Falcone noted one promising aspect to the facility.
“The other good news is the hospital is supposed to have office space so we could do our claims in the new building rather than here. I thank the hospital every week because they provide space for us.”
Since 2012, Nevada lawmakers have pressed the veterans administration to move forward on a new Pahrump veterans’ hospital, but recent efforts have fallen short.
The original target date for a construction contract was Sept. 30, 2012.
VA officials said the project became mired within the bureaucracy, where lawyers got involved after questions were whether the VA had the proper authority to move forward with a project of that scope.
Once that was settled, it was discovered project costs had increased in the meantime and needed to be re-evaluated.
In July 2014, Senator Harry Reid and then-Rep. Steven Horsford urged VA officials to explain the project delays and were told construction would begin last fall.
U.S. Rep.

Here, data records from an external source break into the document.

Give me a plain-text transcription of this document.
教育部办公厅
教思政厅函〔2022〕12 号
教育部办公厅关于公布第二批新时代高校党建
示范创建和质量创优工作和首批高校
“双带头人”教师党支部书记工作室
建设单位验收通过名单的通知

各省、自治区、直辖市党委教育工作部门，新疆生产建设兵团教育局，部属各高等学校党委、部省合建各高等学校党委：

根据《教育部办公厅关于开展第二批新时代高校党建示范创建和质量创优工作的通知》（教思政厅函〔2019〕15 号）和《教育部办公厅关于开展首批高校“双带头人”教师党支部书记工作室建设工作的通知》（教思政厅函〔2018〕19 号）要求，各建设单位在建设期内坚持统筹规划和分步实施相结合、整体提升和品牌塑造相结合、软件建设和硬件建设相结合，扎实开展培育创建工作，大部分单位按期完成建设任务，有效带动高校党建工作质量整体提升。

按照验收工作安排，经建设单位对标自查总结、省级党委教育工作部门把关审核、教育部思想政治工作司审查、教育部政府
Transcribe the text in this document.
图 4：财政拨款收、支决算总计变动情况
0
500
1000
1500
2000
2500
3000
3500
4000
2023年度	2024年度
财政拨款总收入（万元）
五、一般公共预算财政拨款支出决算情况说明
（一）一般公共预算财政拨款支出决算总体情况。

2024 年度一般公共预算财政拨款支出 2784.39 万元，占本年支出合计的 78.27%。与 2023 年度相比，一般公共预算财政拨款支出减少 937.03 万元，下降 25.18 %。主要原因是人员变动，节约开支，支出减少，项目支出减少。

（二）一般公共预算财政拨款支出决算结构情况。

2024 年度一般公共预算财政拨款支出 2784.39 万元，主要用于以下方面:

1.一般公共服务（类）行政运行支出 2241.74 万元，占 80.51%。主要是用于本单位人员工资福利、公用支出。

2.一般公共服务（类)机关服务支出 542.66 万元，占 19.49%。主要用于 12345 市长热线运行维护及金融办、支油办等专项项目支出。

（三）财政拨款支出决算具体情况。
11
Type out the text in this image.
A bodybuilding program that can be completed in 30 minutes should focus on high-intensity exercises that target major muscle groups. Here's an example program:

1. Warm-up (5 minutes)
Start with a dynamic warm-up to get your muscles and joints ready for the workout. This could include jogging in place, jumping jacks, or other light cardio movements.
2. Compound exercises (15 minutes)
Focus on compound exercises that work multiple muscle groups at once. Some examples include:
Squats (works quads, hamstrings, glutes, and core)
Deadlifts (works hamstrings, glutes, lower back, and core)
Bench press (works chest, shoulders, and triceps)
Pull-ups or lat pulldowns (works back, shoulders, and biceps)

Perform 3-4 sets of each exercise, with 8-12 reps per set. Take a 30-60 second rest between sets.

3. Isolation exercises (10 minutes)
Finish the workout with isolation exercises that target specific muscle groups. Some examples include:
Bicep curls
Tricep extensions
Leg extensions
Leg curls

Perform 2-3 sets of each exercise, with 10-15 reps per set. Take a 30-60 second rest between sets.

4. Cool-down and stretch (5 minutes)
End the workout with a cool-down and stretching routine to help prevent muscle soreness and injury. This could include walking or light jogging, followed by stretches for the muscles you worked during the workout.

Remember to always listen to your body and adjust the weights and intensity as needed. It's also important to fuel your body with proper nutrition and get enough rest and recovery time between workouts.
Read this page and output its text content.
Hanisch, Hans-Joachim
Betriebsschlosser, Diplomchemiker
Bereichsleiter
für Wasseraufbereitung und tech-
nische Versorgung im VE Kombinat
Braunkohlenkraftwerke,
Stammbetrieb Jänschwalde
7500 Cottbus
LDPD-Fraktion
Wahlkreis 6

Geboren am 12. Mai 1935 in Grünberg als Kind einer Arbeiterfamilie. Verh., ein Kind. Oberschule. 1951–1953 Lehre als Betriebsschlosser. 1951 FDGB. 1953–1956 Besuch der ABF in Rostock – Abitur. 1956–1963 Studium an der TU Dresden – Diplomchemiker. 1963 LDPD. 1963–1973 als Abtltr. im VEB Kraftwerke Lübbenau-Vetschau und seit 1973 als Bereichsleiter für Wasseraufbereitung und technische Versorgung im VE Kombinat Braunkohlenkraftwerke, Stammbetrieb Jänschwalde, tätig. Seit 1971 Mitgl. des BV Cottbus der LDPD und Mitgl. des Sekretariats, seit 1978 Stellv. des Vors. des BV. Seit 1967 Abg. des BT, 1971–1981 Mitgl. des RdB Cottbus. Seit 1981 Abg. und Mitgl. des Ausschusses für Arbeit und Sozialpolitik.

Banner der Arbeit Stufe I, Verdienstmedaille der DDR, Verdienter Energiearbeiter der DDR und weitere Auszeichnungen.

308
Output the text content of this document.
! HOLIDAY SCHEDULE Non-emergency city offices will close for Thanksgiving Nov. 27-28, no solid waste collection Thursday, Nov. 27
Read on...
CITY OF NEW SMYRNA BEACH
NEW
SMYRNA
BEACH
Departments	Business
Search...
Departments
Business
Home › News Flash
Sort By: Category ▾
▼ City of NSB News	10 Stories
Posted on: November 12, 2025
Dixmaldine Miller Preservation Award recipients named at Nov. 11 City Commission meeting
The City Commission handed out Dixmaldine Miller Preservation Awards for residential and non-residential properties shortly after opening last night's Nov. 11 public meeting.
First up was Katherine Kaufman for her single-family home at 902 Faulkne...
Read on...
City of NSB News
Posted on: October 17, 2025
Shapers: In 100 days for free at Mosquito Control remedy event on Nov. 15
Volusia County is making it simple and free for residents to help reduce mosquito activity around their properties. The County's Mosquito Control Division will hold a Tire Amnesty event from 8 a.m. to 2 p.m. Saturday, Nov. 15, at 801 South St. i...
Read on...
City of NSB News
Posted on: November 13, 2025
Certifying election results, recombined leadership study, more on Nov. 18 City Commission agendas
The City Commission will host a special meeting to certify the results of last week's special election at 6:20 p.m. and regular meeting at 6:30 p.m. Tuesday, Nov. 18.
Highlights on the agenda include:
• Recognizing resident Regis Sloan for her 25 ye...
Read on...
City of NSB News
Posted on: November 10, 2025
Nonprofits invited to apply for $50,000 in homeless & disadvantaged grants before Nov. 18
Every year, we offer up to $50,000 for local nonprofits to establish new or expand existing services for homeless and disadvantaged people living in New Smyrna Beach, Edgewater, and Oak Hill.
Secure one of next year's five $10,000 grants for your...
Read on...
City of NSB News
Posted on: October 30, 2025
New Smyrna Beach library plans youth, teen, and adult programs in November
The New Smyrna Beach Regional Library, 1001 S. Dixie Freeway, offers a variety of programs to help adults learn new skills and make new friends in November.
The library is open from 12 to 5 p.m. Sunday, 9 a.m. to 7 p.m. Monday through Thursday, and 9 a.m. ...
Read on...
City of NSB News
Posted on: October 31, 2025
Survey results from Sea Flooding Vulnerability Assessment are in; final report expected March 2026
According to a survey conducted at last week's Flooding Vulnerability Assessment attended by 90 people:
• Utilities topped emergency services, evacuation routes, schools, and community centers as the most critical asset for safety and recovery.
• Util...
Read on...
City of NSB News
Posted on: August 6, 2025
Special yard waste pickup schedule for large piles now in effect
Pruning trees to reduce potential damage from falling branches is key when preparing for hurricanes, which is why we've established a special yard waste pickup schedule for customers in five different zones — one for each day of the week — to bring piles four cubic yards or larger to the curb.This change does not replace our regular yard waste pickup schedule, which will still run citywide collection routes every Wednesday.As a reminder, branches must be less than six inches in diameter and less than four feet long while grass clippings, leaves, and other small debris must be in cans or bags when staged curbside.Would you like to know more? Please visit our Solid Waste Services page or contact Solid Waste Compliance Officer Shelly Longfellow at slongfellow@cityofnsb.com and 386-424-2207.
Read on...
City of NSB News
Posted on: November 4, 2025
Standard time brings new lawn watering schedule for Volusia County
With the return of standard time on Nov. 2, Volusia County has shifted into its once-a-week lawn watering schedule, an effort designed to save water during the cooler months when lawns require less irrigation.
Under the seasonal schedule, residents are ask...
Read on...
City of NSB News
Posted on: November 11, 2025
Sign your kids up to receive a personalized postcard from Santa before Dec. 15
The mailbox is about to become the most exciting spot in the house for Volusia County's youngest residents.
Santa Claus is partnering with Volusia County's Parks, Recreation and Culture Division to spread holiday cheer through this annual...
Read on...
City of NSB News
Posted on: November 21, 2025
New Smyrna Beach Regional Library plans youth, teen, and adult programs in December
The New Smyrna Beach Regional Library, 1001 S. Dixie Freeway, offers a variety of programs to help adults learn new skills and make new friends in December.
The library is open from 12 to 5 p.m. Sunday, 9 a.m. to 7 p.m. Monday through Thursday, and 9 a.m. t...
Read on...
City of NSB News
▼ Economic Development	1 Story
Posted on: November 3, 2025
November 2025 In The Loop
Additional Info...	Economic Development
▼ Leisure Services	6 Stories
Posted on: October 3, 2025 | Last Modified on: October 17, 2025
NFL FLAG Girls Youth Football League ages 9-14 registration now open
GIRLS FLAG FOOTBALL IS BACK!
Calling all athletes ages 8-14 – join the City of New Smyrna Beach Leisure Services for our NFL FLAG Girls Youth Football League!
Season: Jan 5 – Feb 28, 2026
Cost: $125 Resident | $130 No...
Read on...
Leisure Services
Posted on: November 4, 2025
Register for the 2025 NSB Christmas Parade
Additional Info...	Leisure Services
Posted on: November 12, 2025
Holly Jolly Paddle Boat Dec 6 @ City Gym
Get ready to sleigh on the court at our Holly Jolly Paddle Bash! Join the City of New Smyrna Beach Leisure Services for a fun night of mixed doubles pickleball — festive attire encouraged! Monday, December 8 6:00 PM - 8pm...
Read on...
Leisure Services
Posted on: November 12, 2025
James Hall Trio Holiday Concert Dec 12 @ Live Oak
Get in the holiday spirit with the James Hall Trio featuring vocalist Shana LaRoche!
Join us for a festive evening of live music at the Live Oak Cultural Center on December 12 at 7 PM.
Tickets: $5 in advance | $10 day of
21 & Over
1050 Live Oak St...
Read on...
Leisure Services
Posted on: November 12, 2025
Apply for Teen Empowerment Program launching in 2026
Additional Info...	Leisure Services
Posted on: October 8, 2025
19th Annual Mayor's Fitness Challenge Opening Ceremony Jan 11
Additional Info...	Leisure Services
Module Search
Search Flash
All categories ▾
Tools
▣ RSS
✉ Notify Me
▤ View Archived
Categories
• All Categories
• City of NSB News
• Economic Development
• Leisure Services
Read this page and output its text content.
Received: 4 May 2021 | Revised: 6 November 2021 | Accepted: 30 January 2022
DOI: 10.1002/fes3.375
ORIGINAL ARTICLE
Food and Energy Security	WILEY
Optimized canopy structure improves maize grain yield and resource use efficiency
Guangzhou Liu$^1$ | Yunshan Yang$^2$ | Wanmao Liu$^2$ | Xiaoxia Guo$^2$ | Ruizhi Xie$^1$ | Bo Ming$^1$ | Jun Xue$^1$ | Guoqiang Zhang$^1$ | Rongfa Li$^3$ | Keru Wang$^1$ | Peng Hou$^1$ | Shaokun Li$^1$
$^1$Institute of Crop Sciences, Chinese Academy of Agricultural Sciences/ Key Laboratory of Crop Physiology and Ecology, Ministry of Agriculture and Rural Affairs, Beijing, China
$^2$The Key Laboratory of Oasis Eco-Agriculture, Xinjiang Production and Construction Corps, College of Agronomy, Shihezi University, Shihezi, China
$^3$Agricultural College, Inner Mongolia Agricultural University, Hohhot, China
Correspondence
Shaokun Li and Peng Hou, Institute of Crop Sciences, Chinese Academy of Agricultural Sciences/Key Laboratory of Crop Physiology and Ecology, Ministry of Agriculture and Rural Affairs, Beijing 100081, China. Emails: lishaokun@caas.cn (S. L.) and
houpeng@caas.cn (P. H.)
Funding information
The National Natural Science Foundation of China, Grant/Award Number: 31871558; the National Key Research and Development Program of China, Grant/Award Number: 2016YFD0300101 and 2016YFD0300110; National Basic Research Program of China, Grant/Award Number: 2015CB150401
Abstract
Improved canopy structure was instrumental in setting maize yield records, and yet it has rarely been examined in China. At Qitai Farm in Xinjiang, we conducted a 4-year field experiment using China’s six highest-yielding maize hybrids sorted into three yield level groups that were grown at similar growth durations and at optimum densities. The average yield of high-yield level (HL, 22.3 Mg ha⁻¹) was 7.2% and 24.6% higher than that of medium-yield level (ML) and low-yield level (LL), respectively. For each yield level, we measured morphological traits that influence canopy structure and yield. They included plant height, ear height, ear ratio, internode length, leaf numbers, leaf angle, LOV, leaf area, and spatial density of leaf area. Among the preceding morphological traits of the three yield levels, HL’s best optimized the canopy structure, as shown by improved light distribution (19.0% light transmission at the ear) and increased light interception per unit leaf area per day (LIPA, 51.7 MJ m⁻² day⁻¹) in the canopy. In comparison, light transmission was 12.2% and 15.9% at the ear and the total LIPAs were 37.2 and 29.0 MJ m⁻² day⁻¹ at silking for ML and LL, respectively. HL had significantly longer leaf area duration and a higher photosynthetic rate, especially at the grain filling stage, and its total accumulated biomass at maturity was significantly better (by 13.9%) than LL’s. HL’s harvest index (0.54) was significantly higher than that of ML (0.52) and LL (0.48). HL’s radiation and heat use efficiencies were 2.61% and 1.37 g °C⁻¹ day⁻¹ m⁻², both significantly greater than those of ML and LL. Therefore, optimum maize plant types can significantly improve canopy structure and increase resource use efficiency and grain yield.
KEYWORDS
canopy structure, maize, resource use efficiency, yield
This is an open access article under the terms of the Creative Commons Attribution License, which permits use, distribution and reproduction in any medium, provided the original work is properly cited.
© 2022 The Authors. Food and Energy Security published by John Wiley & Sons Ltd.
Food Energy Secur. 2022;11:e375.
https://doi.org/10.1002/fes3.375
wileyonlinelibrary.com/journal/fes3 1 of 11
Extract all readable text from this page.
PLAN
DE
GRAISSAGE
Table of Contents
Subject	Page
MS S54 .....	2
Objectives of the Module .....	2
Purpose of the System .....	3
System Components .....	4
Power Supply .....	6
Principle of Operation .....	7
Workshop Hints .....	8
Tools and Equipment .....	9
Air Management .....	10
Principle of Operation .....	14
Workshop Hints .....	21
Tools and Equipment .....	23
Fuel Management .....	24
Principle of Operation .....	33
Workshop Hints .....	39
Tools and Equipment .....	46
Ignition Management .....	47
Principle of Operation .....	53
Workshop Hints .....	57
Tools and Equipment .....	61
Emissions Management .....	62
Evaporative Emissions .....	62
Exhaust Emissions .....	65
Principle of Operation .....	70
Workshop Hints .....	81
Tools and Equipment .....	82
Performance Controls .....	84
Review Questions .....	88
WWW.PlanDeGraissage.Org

Cresent Hardy, R-Nev., picked up advocacy for the project after winning election last fall to the congressional district that includes Pahrump.
Hardy is hoping for smooth sailing from here on in, regarding the construction of the hospital.
“The delay to award this contract must not be followed by delays in construction,” Hardy said. “The VA owes it to our veterans to keep this project on track and I won’t accept anything less.”